Avrebbe combattuto per la sua casa, la sua terra ed i suoi amici.
Non poteva stare a guardare mentre la sua terra stava per essere devastata ed insozzata dal caldo e rosso sangue.
Aveva osservato a lungo i due eserciti contrapposti.
Aveva capito, soltanto guardando le porzioni di terra che occupavano gli schieramenti, quale esercito era più numeroso.
Quale esercito era in vantaggio numerico.

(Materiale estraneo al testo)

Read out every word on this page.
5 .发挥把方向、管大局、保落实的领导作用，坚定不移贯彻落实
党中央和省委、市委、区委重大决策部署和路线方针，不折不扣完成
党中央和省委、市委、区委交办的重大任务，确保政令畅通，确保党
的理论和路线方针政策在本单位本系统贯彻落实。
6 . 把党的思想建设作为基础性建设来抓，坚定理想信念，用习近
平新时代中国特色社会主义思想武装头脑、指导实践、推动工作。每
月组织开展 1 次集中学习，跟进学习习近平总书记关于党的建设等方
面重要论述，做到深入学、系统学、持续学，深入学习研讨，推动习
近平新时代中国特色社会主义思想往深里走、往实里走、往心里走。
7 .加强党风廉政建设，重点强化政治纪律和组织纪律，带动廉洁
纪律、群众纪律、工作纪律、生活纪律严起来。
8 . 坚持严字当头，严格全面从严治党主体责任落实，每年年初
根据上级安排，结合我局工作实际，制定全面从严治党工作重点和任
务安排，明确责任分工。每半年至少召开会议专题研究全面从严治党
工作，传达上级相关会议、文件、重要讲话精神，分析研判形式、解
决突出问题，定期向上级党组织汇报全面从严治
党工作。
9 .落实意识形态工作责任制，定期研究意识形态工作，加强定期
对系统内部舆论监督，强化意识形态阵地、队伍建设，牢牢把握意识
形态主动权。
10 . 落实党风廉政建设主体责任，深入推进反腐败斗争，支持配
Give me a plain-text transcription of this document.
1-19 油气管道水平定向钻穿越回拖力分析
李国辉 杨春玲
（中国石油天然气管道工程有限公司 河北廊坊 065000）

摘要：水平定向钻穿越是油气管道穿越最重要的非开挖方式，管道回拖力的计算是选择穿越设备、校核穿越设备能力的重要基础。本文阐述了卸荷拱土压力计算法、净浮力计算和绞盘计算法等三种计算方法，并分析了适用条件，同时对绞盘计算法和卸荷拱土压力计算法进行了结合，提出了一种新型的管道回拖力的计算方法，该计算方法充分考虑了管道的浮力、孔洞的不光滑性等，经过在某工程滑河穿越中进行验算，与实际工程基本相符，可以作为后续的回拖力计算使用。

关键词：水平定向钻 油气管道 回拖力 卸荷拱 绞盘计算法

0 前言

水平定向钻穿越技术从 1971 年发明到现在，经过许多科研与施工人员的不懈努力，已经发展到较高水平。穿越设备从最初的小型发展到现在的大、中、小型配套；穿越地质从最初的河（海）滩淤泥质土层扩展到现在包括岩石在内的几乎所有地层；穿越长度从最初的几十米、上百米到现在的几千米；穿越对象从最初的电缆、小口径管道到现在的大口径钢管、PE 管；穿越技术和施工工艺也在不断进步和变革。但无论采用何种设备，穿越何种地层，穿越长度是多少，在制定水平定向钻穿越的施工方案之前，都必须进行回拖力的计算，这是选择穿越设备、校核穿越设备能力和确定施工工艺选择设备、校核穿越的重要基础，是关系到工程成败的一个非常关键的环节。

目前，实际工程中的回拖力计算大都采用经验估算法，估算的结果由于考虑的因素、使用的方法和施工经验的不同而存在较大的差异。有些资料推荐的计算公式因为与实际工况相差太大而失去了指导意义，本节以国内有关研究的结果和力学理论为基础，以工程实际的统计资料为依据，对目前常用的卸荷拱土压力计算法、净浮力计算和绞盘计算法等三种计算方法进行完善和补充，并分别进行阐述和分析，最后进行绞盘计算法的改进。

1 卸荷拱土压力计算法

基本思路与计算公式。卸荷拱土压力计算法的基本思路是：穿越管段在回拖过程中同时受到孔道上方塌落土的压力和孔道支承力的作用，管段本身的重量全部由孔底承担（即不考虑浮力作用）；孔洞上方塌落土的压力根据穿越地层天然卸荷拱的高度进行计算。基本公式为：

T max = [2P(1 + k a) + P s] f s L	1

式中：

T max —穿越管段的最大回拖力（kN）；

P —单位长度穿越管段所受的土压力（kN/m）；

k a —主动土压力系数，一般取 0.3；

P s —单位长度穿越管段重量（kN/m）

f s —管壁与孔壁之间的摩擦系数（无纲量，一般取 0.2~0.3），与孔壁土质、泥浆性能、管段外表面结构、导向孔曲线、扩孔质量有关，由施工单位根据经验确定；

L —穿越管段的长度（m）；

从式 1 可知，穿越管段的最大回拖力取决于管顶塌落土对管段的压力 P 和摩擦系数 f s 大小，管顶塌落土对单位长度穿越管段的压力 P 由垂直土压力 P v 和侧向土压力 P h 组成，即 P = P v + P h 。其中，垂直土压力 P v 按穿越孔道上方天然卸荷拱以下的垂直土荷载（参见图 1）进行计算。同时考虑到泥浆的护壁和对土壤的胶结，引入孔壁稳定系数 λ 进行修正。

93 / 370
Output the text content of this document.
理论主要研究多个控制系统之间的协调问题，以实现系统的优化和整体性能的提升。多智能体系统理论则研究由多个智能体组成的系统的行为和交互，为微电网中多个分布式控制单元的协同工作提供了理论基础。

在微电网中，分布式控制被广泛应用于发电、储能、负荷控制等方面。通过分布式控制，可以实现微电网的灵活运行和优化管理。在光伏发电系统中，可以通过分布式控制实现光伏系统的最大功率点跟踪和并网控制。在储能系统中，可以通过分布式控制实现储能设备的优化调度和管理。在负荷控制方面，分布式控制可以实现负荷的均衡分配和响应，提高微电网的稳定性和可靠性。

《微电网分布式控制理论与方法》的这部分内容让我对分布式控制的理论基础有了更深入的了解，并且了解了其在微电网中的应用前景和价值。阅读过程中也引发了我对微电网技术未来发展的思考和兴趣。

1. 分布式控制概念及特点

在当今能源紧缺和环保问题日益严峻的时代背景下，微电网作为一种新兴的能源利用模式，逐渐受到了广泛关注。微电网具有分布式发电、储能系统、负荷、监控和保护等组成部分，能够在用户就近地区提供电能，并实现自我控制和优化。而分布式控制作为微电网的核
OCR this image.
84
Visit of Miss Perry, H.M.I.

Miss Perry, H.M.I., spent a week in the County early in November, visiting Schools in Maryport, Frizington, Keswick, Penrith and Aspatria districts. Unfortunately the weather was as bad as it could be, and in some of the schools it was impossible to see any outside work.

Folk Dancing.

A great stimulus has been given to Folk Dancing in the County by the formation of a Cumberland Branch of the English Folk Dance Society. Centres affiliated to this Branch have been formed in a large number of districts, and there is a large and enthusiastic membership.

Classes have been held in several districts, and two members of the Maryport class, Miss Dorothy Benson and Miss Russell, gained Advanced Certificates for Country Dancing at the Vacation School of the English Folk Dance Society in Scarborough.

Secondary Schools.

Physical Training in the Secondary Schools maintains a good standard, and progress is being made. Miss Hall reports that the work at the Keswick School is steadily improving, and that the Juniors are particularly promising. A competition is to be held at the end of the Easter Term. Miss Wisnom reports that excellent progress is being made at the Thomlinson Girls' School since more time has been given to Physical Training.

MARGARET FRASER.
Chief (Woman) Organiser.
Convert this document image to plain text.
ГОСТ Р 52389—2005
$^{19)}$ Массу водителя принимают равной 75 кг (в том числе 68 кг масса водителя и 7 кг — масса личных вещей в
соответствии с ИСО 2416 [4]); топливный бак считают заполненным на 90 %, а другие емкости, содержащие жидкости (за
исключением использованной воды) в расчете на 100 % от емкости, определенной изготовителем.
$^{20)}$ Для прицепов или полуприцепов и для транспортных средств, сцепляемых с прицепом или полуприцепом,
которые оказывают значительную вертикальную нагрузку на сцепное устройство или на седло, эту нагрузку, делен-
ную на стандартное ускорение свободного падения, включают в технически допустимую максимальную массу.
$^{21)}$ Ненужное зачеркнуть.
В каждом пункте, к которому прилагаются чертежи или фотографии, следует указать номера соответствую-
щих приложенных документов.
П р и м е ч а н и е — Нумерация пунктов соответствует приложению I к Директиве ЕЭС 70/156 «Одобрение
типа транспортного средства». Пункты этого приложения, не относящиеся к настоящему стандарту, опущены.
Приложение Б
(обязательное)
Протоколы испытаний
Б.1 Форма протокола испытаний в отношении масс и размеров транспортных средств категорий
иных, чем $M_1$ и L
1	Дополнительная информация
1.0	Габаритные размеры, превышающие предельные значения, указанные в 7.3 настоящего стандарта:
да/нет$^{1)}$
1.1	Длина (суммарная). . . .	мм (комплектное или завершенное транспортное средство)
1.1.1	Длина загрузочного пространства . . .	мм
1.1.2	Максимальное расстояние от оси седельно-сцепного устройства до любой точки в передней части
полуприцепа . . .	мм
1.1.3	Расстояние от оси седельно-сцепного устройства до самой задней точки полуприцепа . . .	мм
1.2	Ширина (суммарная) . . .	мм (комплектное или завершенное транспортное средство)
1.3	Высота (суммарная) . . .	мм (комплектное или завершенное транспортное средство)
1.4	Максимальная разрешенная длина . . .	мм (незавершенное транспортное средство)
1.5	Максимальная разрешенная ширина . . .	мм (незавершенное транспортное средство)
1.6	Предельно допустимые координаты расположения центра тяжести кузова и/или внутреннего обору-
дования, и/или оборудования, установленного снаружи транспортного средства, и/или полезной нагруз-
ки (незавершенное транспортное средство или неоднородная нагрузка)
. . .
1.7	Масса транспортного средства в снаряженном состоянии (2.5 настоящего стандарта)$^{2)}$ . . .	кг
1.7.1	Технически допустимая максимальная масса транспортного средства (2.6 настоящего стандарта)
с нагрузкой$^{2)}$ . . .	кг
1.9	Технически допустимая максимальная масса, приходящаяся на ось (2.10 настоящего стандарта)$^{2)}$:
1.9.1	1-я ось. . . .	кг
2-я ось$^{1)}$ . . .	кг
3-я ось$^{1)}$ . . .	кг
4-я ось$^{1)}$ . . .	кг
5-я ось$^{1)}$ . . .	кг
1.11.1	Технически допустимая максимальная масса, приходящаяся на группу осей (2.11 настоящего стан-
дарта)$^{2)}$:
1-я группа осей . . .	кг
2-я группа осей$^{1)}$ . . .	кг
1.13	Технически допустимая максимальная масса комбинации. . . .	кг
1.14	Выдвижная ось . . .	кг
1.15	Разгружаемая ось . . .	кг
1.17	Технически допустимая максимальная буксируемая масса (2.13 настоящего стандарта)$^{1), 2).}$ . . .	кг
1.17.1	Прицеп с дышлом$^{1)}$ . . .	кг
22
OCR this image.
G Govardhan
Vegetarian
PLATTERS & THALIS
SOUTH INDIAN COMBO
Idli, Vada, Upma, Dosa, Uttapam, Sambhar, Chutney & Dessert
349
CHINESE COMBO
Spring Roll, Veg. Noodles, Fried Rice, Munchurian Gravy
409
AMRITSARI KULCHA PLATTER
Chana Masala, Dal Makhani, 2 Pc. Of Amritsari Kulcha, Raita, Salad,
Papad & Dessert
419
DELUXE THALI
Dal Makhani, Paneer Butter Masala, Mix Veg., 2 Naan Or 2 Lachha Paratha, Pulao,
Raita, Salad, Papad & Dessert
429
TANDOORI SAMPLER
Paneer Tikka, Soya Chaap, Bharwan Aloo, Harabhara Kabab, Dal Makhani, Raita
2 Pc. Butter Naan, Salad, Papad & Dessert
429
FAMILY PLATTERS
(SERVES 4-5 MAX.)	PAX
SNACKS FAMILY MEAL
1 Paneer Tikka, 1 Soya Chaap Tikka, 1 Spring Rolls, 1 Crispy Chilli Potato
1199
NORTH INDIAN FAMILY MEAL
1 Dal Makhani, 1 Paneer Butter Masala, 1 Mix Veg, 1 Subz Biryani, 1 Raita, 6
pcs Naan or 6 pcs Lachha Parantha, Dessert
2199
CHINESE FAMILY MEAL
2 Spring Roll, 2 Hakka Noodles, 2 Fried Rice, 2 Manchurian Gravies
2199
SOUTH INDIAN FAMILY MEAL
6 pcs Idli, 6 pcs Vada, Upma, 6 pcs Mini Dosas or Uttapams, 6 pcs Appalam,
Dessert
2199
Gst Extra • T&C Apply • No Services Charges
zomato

Si precipitò, dunque verso l’esercito proveniente dal Delta del Nilo.
« Figlio mio… per gli Dei, che cosa hai fatto…»
La corsa del giovane fu interrotta da alcuni armigeri che marciavano in senso opposto al suo, verso il campo di battaglia.
Nel mezzo dei due schieramenti.
Nel mezzo delle campagne coltivate da Doki.
« Fermo!»
« Mi chiamo Doki. Voglio combattere.»
« Non essere sciocco. L’esercito di Narmer non è un luogo adatto ai fanciulli»
« Lo so. Ma voglio combattere ugualmente.»
« Sei solo un ragazzo, scansati e lascia ai soldati la guerra. Torna alle tue campagne.»
« Proprio perché si tratta delle mie campagne, della mia terra, io voglio combattere.»
« Va via, vai a rifugiarti! Non te lo ripeterò.»
« E dove dovrei rifugiarmi? La mia casa sarà rasa al suolo da voi e dai vostri nemici. I miei campi saranno distrutti e non avrò di che mangiare per questo nuovo anno. Ed allora che cosa devo fare, se non combattere? Almeno potrei uccidere alcuni di quelli che minacciano la mia terra. Potrei difenderla!»
Un altro soldato, tronfio nella sua casacca di cuoio, la picca dalla punta di rame ben salda in mano, si voltò e prese la parola: « Se sei così pazzo da voler morire quest’oggi, accomodati pure. Ma non essere d’intralcio ai veri uomini. »
«Grazie. Dove prendo la mia picca?»
«La picca è per i soldati. Prendi il tuo forcone, se proprio vuoi combattere»
Per gli Dei…
Lo stava prendendo il giro!
Quel soldato si stava prendendo gioco di lui.
«Io combatterò anche con il mio forcone, se necessario.»
« Accomodati. Buona morte»
«Ci rivedremo al termine di questa battaglia»
«Non ne sarei così sicuro.»
Nel tempo di un battito di ciglia Doki impugnò l’elsa della spada del soldato, riposta nel fodero appeso alla cintola che reggeva il cingilobi di lino, parte della divisa dei soldati del Delta.
Si voltò verso il campo di battaglia e si lanciò in una corsa disperata verso il nemico.
Il soldato depredato della sua arma maledì il giovane sfrontato.
Ma lui lo sapeva, avrebbe presto recuperato la sua arma dalla mano di Doki, colpito a morte ai primi tafferugli.